Charles K. Ross, professor of history and African American studies, and Jeffrey Jackson, chair and professor of the Department of Sociology and Anthropology, created the interdisciplinary research group in 2013. Their goal was to discover the history of enslaved people at the university.

“We thought there might be a few people interested,” Jackson said. “But what we had was an outpouring of people from many departments across campus.”

Over the last decade, that group has grown to include 58 faculty members and students from 17 academic departments. Through historical records, the group has identified the names of more than 34 (and counting) enslaved people out of the hundreds who worked on campus between 1846 and 1863 or on properties that the university has since acquired.

Jeffrey Jackson. Photo by Srijita Chattopadhyay/ Ole Miss Digital Imaging Services

Jeffrey Jackson. Photo by Srijita Chattopadhyay/ Ole Miss Digital Imaging Services

As of December 2023, the group has also escorted more than 10,000 students and visitors on the UM Slavery Tour, a guided look at the history of slavery at the university, Ross said.

University archeologists have also begun work uncovering artifacts that could shed light on the life of enslaved people living on the estate of Robert Sheegog, which is now called Rowan Oak.

“Jeff and I may have been facilitators, but this has been a group effort, and this is certainly a group award,” Ross said. “Having a diversity of discipline in our group has been one of our greatest strengths. Different disciplines bring different expertise to the question.”

The history of slaves and their contributions to society were largely ignored for more than 150 years following emancipation, but the history of America is incomplete without including the story of slavery, Ross said.

“We’re at a point in our society where history is a discipline that is becoming very political,” he said. “That troubles me.

“It may not always be rosy, but if we decide as a society that we just simply don’t want to examine, critique, discuss and teach it, we’re doing a disservice not only to ourselves but to the individuals that come after us.”

Slavery has been the subject of historical investigation for a long time, including at Ole Miss, but previous generations of researchers often found it difficult to do this work, Jackson said.

“In some ways, we are the first generation of scholars to be able to do this,” he said. “Generations before us were often prevented or did not have had the support to do this work, even if they wanted to.

Charles Ross. Photo by Srijita Chattopadhyay/ Ole Miss Digital Imaging Services“Now is the time, and this is something that can bring people together. We’re going to be able to tell a more honest and complete story of this campus to future generations of students and visitors.”

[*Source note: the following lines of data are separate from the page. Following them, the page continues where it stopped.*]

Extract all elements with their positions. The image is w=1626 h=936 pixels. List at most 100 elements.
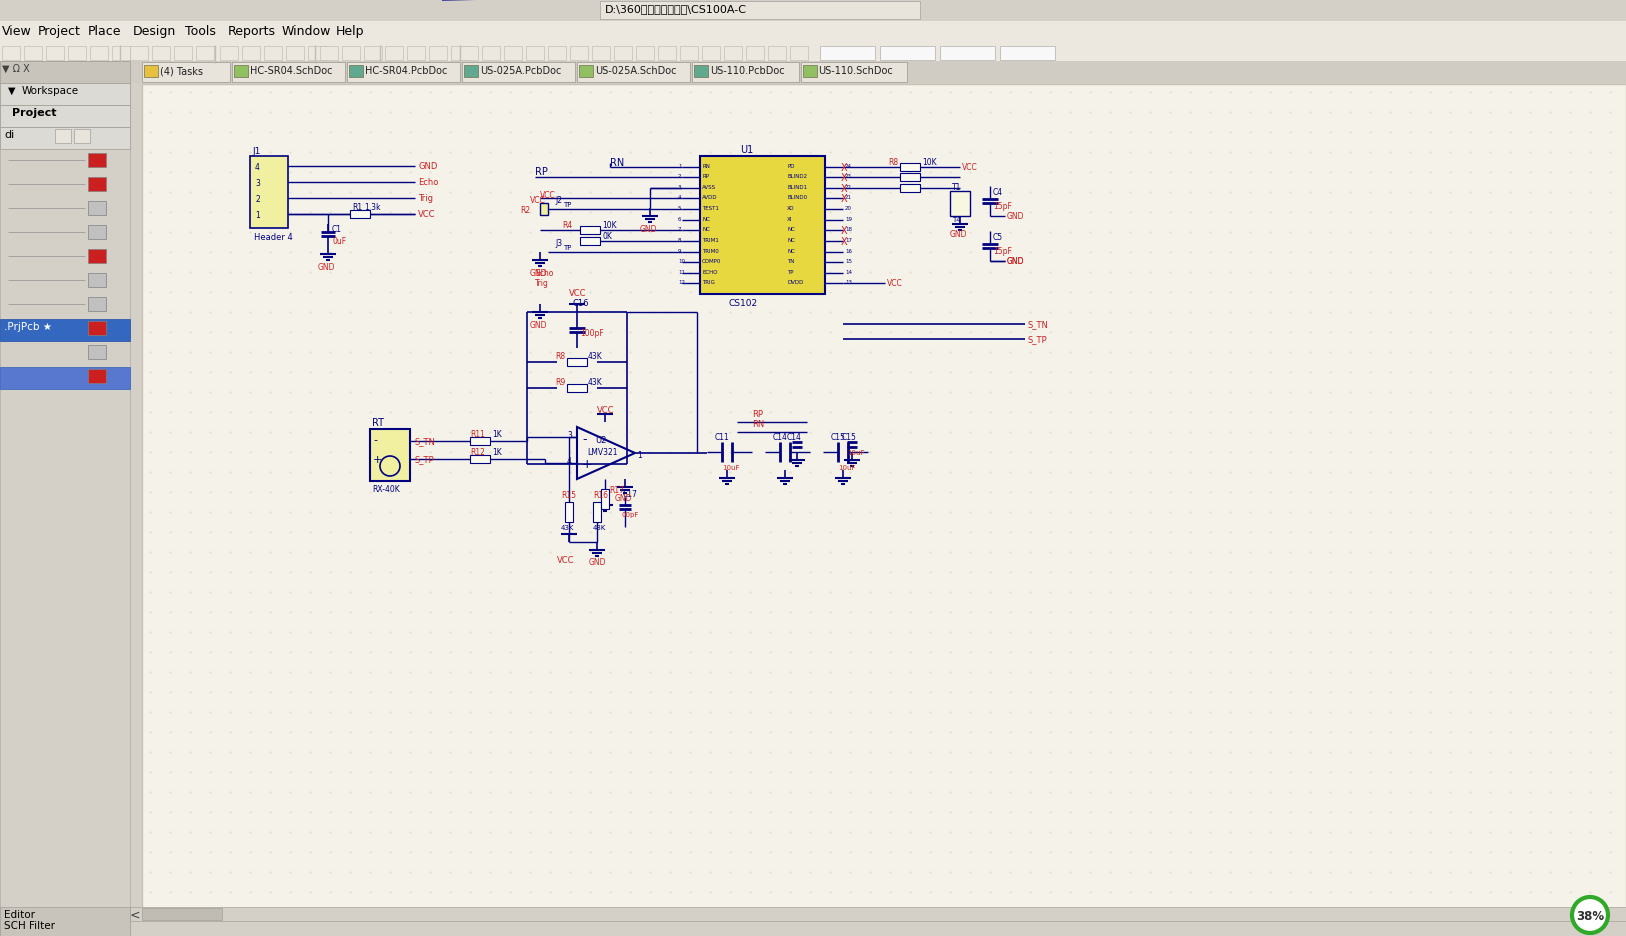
Text: X: X: [841, 163, 847, 172]
Text: TEST1: TEST1: [702, 206, 719, 211]
Bar: [600, 2, 920, 20]
Text: +: +: [372, 455, 382, 464]
Text: View: View: [2, 25, 33, 38]
Text: GND: GND: [589, 558, 606, 566]
Bar: [460, 47, 478, 61]
Bar: [0, 368, 130, 389]
Text: C5: C5: [993, 233, 1003, 241]
Bar: [767, 47, 785, 61]
Bar: [702, 47, 720, 61]
Text: X: X: [841, 227, 847, 236]
Text: GND: GND: [530, 321, 548, 329]
Text: Trig: Trig: [535, 279, 550, 288]
Text: HC-SR04.PcbDoc: HC-SR04.PcbDoc: [364, 66, 447, 76]
Bar: [263, 47, 281, 61]
Bar: [470, 437, 489, 446]
Text: .PrjPcb ★: .PrjPcb ★: [3, 322, 52, 331]
Text: R16: R16: [593, 490, 608, 500]
Bar: [88, 345, 106, 359]
Text: CS102: CS102: [728, 299, 758, 308]
Text: R1: R1: [351, 203, 363, 212]
Bar: [88, 154, 106, 168]
Text: Workspace: Workspace: [23, 86, 80, 95]
Text: VCC: VCC: [888, 279, 902, 288]
Bar: [901, 164, 920, 171]
Text: Reports: Reports: [228, 25, 276, 38]
Bar: [364, 47, 382, 61]
Bar: [75, 130, 89, 144]
Text: XO: XO: [787, 206, 795, 211]
Bar: [701, 157, 824, 295]
Bar: [636, 47, 654, 61]
Text: C16: C16: [572, 299, 589, 308]
Text: T4: T4: [951, 217, 961, 223]
Bar: [746, 47, 764, 61]
Text: US-110.SchDoc: US-110.SchDoc: [818, 66, 893, 76]
Text: BLIND2: BLIND2: [787, 174, 806, 179]
Text: R8: R8: [888, 157, 898, 167]
Text: R4: R4: [563, 221, 572, 230]
Text: TP: TP: [563, 202, 571, 208]
Bar: [593, 503, 602, 522]
Text: 8: 8: [678, 238, 681, 242]
Bar: [790, 47, 808, 61]
Text: RT: RT: [372, 417, 384, 428]
Text: VCC: VCC: [540, 191, 556, 200]
Text: 19: 19: [846, 216, 852, 222]
Text: 13: 13: [846, 280, 852, 285]
Bar: [242, 47, 260, 61]
Text: C14: C14: [772, 432, 789, 442]
Text: R12: R12: [470, 447, 485, 457]
Bar: [0, 22, 1626, 44]
Text: >: >: [1600, 908, 1610, 921]
Text: NC: NC: [787, 248, 795, 254]
Bar: [88, 322, 106, 336]
Text: 4: 4: [678, 196, 681, 200]
Text: 0uF: 0uF: [332, 237, 346, 246]
Text: DVDD: DVDD: [787, 280, 803, 285]
Bar: [130, 47, 148, 61]
Bar: [0, 320, 130, 342]
Bar: [481, 47, 501, 61]
Text: 10K: 10K: [922, 157, 937, 167]
Bar: [694, 66, 707, 78]
Bar: [1000, 47, 1055, 61]
Text: 23: 23: [846, 174, 852, 179]
Text: GND: GND: [1006, 212, 1024, 221]
Text: R11: R11: [470, 430, 485, 439]
Text: Echo: Echo: [418, 178, 439, 187]
Bar: [2, 47, 20, 61]
Bar: [592, 47, 610, 61]
Text: 1: 1: [255, 211, 260, 220]
Bar: [174, 47, 192, 61]
Text: J3: J3: [554, 239, 563, 247]
Text: Help: Help: [337, 25, 364, 38]
Bar: [385, 47, 403, 61]
Bar: [930, 2, 1580, 20]
Text: GND: GND: [641, 225, 657, 234]
Bar: [580, 238, 600, 245]
Bar: [0, 44, 1626, 66]
Text: AVSS: AVSS: [702, 184, 715, 190]
Text: 9: 9: [678, 248, 681, 254]
Bar: [470, 456, 489, 463]
Text: C11: C11: [715, 432, 730, 442]
Bar: [0, 907, 130, 936]
Text: 10uF: 10uF: [847, 449, 865, 456]
Bar: [602, 490, 610, 509]
Text: 22: 22: [846, 184, 852, 190]
Text: GND: GND: [615, 493, 633, 503]
Text: 24: 24: [846, 164, 852, 168]
Text: 21: 21: [846, 196, 852, 200]
Bar: [141, 63, 229, 83]
Text: RP: RP: [751, 410, 763, 418]
Bar: [197, 47, 215, 61]
Text: 43K: 43K: [589, 352, 603, 360]
Text: SCH Filter: SCH Filter: [3, 920, 55, 930]
Text: 17: 17: [846, 238, 852, 242]
Text: Editor: Editor: [3, 909, 36, 919]
Text: NC: NC: [702, 227, 711, 232]
Text: S_TN: S_TN: [415, 436, 434, 446]
Bar: [88, 202, 106, 216]
Text: 43K: 43K: [561, 524, 574, 531]
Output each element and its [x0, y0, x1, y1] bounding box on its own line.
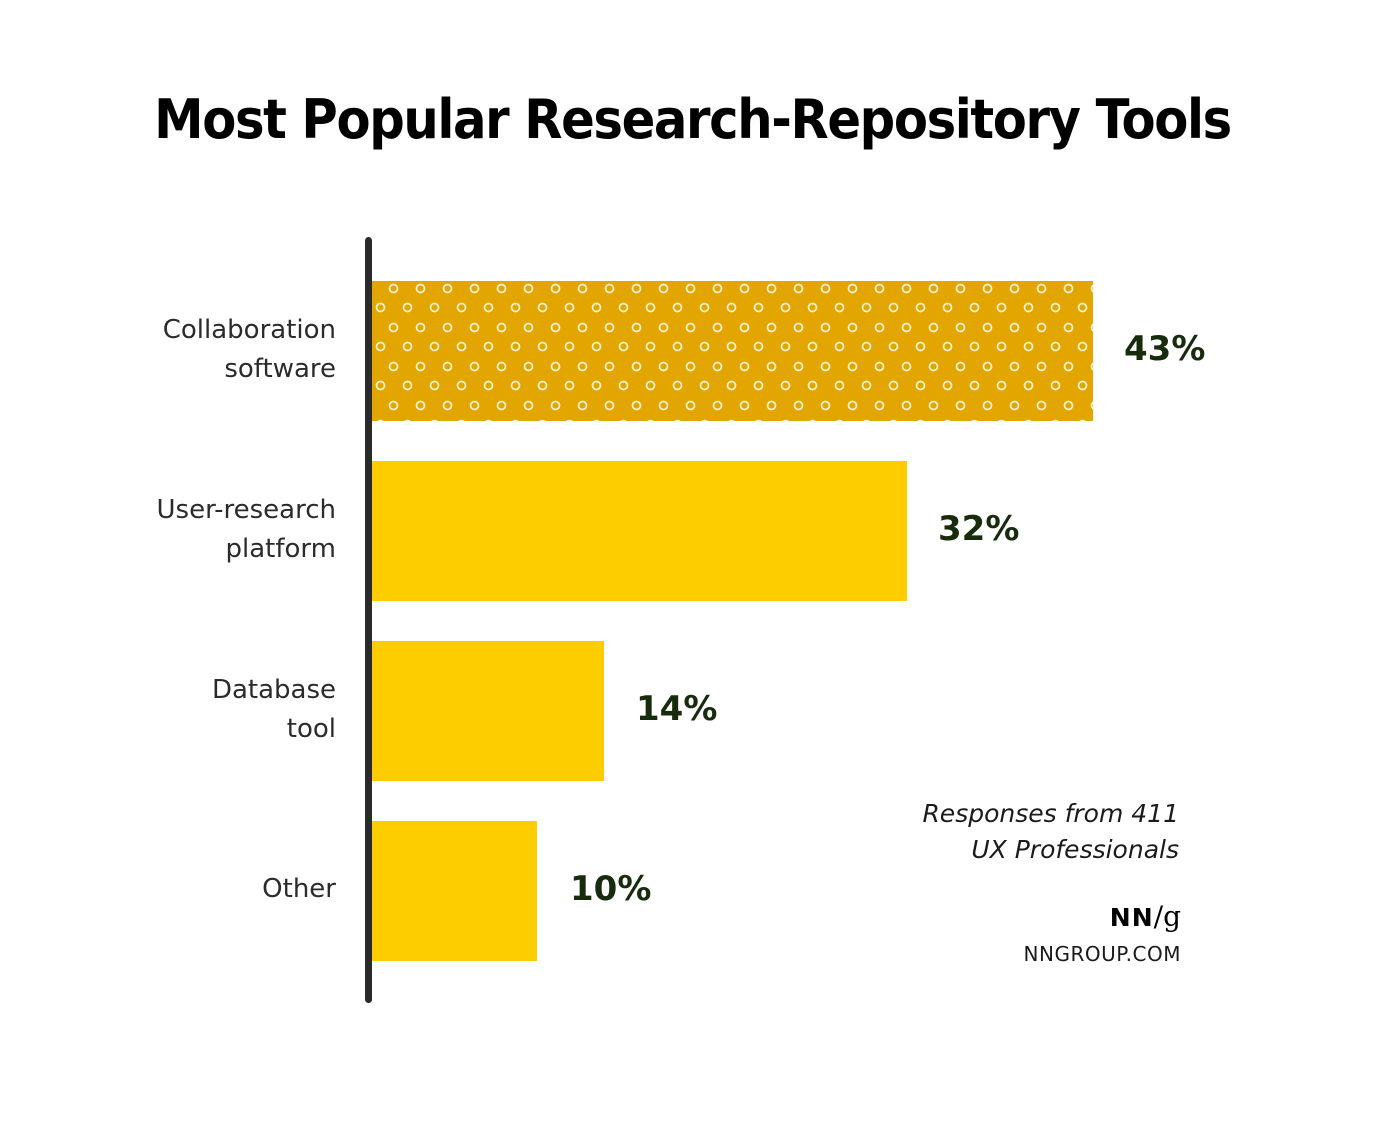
category-label-user-research: User-research platform — [76, 491, 336, 569]
value-label-user-research: 32% — [938, 509, 1020, 549]
category-label-other: Other — [76, 870, 336, 909]
logo-bold: NN — [1109, 903, 1154, 932]
sample-size-note: Responses from 411 UX Professionals — [922, 796, 1179, 868]
category-label-database: Database tool — [76, 671, 336, 749]
category-label-line: Other — [262, 874, 336, 904]
bar-user-research-platform — [372, 461, 907, 601]
category-label-line: User-research — [156, 495, 336, 525]
logo-rest: /g — [1153, 900, 1181, 933]
category-label-collaboration: Collaboration software — [76, 311, 336, 389]
value-label-database: 14% — [636, 689, 718, 729]
bar-database-tool — [372, 641, 604, 781]
y-axis-line — [365, 237, 372, 1003]
category-label-line: Database — [211, 675, 336, 705]
bar-other — [372, 821, 537, 961]
category-label-line: platform — [225, 534, 336, 564]
nng-logo: NN/g — [1110, 900, 1181, 933]
note-line: UX Professionals — [971, 835, 1179, 864]
category-label-line: software — [224, 354, 336, 384]
category-label-line: tool — [286, 714, 336, 744]
value-label-other: 10% — [570, 869, 652, 909]
bar-collaboration-software — [372, 281, 1093, 421]
chart-title: Most Popular Research-Repository Tools — [154, 88, 1232, 151]
value-label-collaboration: 43% — [1124, 329, 1206, 369]
site-url: NNGROUP.COM — [1023, 942, 1181, 966]
note-line: Responses from 411 — [922, 799, 1179, 828]
category-label-line: Collaboration — [162, 315, 336, 345]
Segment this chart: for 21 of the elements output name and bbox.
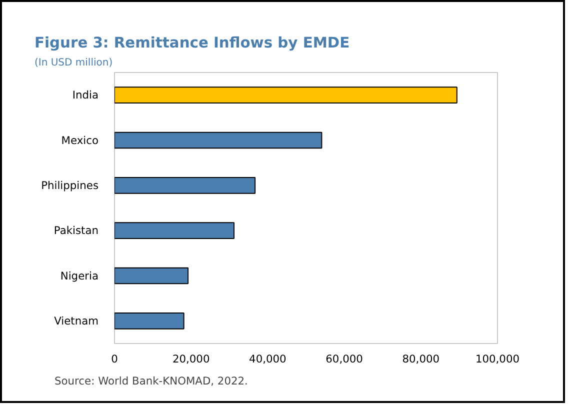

Uncovering the stories of enslaved people also helps fill in the gaps of lineage for people who want to know who their ancestors are, Jackson said.

“There are families out there looking for their ancestors,” he said. “Their names are in our archives, and people are looking for them but will never find them if we don’t put in the work to make their stories known.

“This is an opportunity to share that knowledge and these findings with the public. There are a lot of things that have divided us, but exploring the truth of our nation is something that can bring us together.”

The society also recognized the ongoing Behind the Big House project for its work to interpret the history of slavery. Jodi Skipper, associate professor of anthropology and Southern studies, and Carolyn Freiwald, associate professor of anthropology, were among those who accepted the “Excellence in History” award on behalf of the project.